The Empire and the Crescent sheds important light on the media discourse, which is rarely critical of American foreign policy. The 9/11 tragedy has not promoted any significant public debate about American foreign policy, how people overseas view American power and society, and why so many are angry with the United States.
Instead of leading to a critical public debate, the 9/11 tragedy has given the neo-conservative ruling elite their golden opportunity to expand American hegemony overseas and contain dissent at home. The recent events in Iraq attest to this. In spite of the mass protest, both in the world and America, against the United States attack on Iraq, the ruling elite did not heed any call for restraint or patience.
Now that the war is over and Iraq is occupied by American troops, what is the next step in expanding American hegemony? Syria is already under attack and it would not be surprising if by the end of the year, the US demands a regime change in Syria, as it did in Iraq. All of this goes on while the United States continues in its failure to find a concrete solution to the Palestine/Israel question, the most unsettling and wide-reaching problem in the region.
Then there is the subject of Empire, which mainstream historiography of the United States refuses to address critically, as mentioned above. America has imposed many of its doctrines on others over the past several decades, in order to ensure its military and political preeminence.

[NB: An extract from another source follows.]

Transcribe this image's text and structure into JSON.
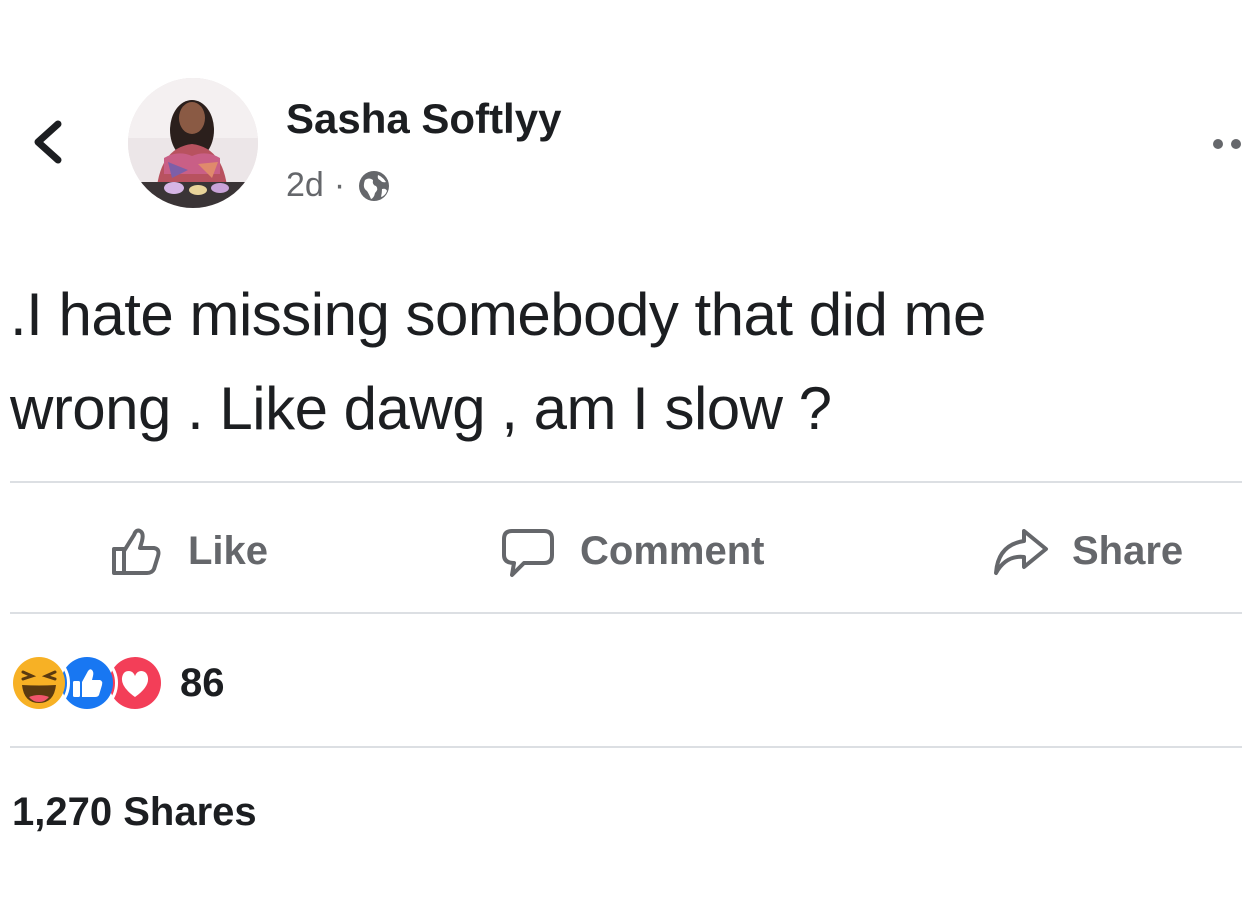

William Blum takes us through the steps of the evolution of the American doctrine of military preparedness from the end of the 1991 Gulf War to the present. The White Houses "National Security Strategy," published in 2002, stipulates that the United States must deter and defend against any threat before it is unleashed. What comes to mind is the unprecedented amount of money spent on defense and whether military might is the most effective way to ensure the safety of the world! Arguably, the world would have been better off had these trillions of dollars been spent on improving health and educational systems.

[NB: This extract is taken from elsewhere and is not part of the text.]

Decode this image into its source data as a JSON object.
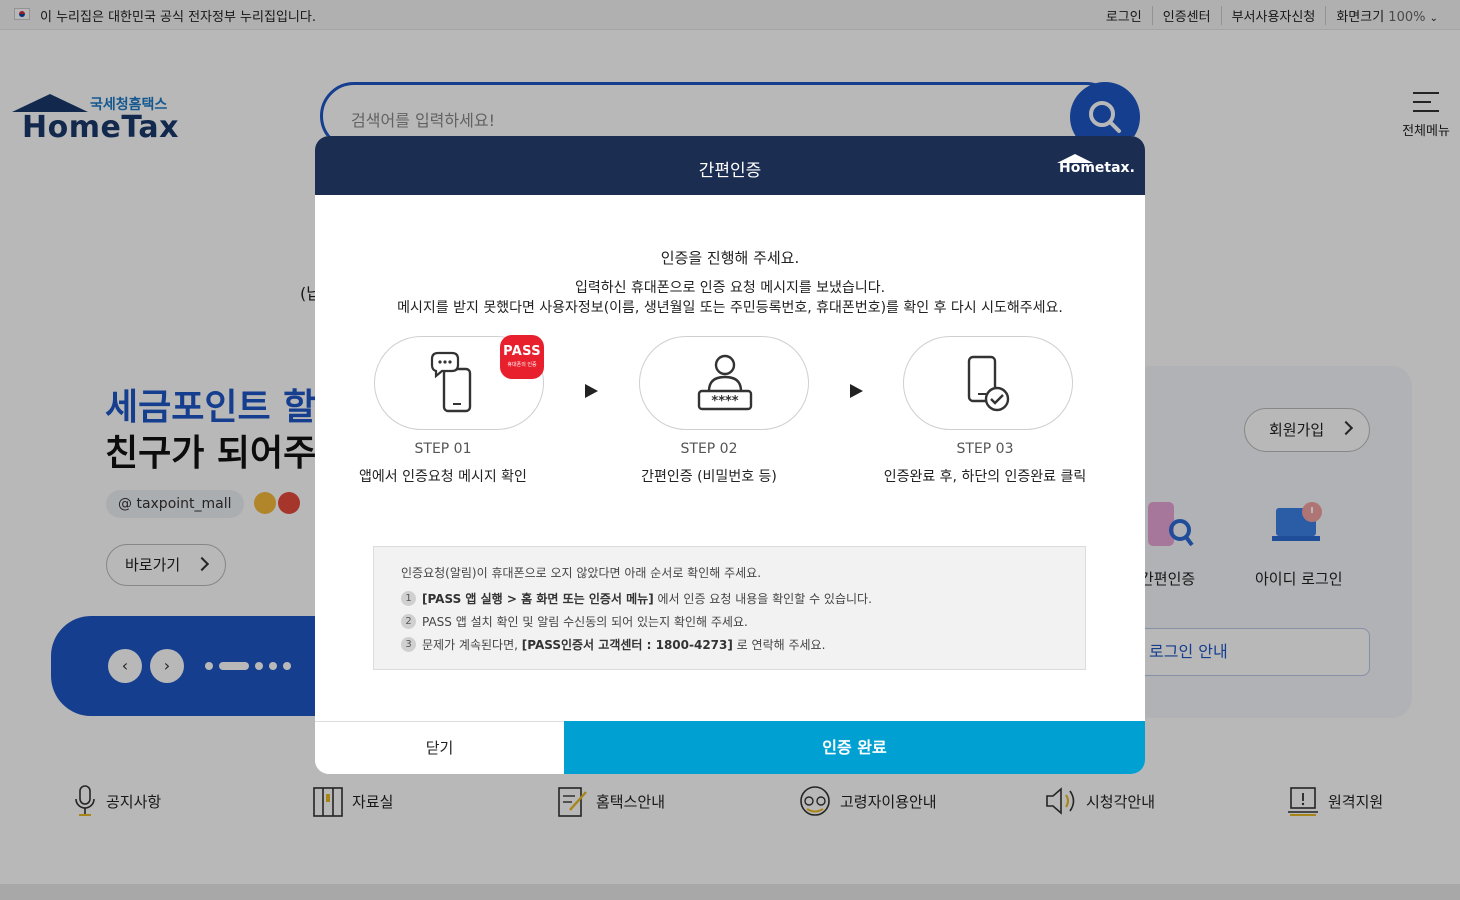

Pepe Escobar continues the theme of Empire by discussing the ideological masterminds behind the Project for a New American Century, a think tank established in Washington, D.C. in 1997. Until a few years ago, the people behind this Project were relatively unknown in American foreign policy making. Recently, they have emerged as the most powerful ideological group on earth. This assembly of hawkish men includes such people as Paul Wolfowitz, Richard Perle, Donald Kagan, and Elliott Abrams, to mention but a few. It is composed of men who are bent on the shaping the map of the world on behalf of American interests. Arab oil is major target of this group and the security of Israel is another.

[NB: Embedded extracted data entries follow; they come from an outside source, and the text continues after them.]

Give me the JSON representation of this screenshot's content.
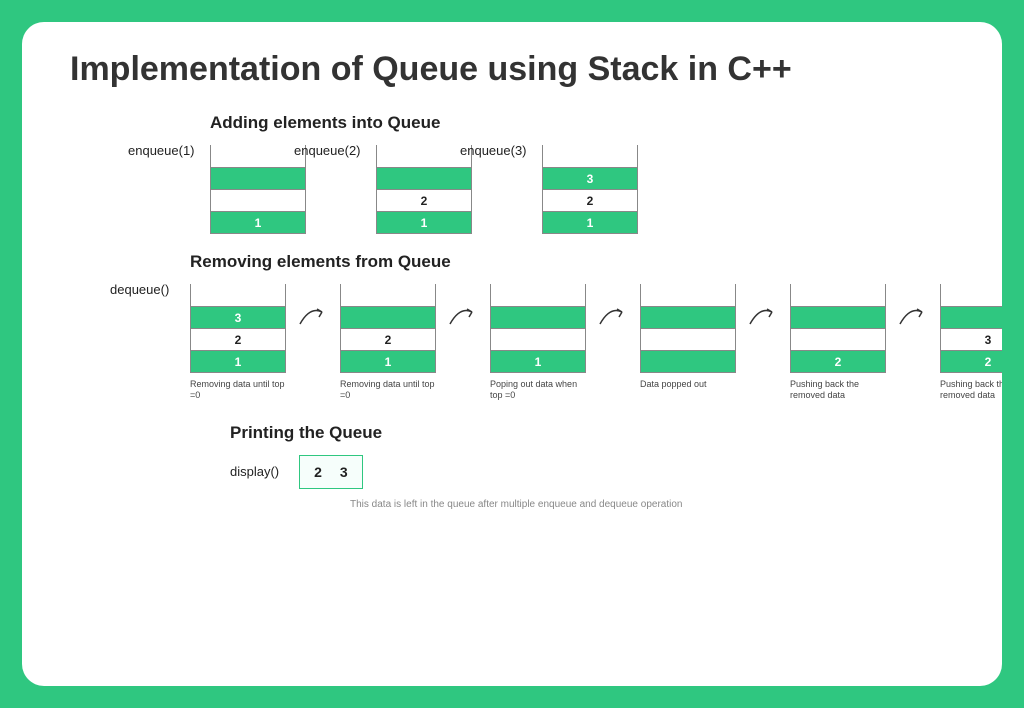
{
  "title": "Implementation of Queue using Stack in C++",
  "adding": {
    "heading": "Adding elements into Queue",
    "stacks": [
      {
        "label": "enqueue(1)",
        "cells": [
          {
            "text": "",
            "cls": "white open-top"
          },
          {
            "text": "",
            "cls": "green"
          },
          {
            "text": "",
            "cls": "white"
          },
          {
            "text": "1",
            "cls": "green"
          }
        ]
      },
      {
        "label": "enqueue(2)",
        "cells": [
          {
            "text": "",
            "cls": "white open-top"
          },
          {
            "text": "",
            "cls": "green"
          },
          {
            "text": "2",
            "cls": "white"
          },
          {
            "text": "1",
            "cls": "green"
          }
        ]
      },
      {
        "label": "enqueue(3)",
        "cells": [
          {
            "text": "",
            "cls": "white open-top"
          },
          {
            "text": "3",
            "cls": "green"
          },
          {
            "text": "2",
            "cls": "white"
          },
          {
            "text": "1",
            "cls": "green"
          }
        ]
      }
    ]
  },
  "removing": {
    "heading": "Removing elements from Queue",
    "label": "dequeue()",
    "stacks": [
      {
        "caption": "Removing data until top =0",
        "cells": [
          {
            "text": "",
            "cls": "white open-top"
          },
          {
            "text": "3",
            "cls": "green"
          },
          {
            "text": "2",
            "cls": "white"
          },
          {
            "text": "1",
            "cls": "green"
          }
        ]
      },
      {
        "caption": "Removing data until top =0",
        "cells": [
          {
            "text": "",
            "cls": "white open-top"
          },
          {
            "text": "",
            "cls": "green"
          },
          {
            "text": "2",
            "cls": "white"
          },
          {
            "text": "1",
            "cls": "green"
          }
        ]
      },
      {
        "caption": "Poping out data when top =0",
        "cells": [
          {
            "text": "",
            "cls": "white open-top"
          },
          {
            "text": "",
            "cls": "green"
          },
          {
            "text": "",
            "cls": "white"
          },
          {
            "text": "1",
            "cls": "green"
          }
        ]
      },
      {
        "caption": "Data popped out",
        "cells": [
          {
            "text": "",
            "cls": "white open-top"
          },
          {
            "text": "",
            "cls": "green"
          },
          {
            "text": "",
            "cls": "white"
          },
          {
            "text": "",
            "cls": "green"
          }
        ]
      },
      {
        "caption": "Pushing back the removed data",
        "cells": [
          {
            "text": "",
            "cls": "white open-top"
          },
          {
            "text": "",
            "cls": "green"
          },
          {
            "text": "",
            "cls": "white"
          },
          {
            "text": "2",
            "cls": "green"
          }
        ]
      },
      {
        "caption": "Pushing back the removed data",
        "cells": [
          {
            "text": "",
            "cls": "white open-top"
          },
          {
            "text": "",
            "cls": "green"
          },
          {
            "text": "3",
            "cls": "white"
          },
          {
            "text": "2",
            "cls": "green"
          }
        ]
      }
    ]
  },
  "printing": {
    "heading": "Printing the Queue",
    "label": "display()",
    "values": [
      "2",
      "3"
    ],
    "note": "This data is left in the queue after multiple enqueue and dequeue operation"
  }
}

Edward Herman takes the question of Empire in a new direction: his thesis is that America is the most dangerous rogue state in the world because of the danger it poses to world security. This certainly reflects the feeling of most people in the Arab and Muslim worlds at the moment.
The next sets of articles are written by a number of Muslim and American scholars, who bring different perspectives and treat different topics.
Hamza Yusuf and John Esposito are more or less interested in the subject of inter-religious and inter-cultural dialogue between Islam and the West. Leading American Muslim thinker Zaid Shakir is concerned with finding a theological solution to or interpretation of some of the challenges facing Muslim communities worldwide.
He offers an enlightening discussion of the Islamic meaning of jihâd, an overused term that has elicited heated debate in Western intellectual circles. Shakir argues that "even in its classical formulation, jihâd does not present a scheme of perpetual warfare."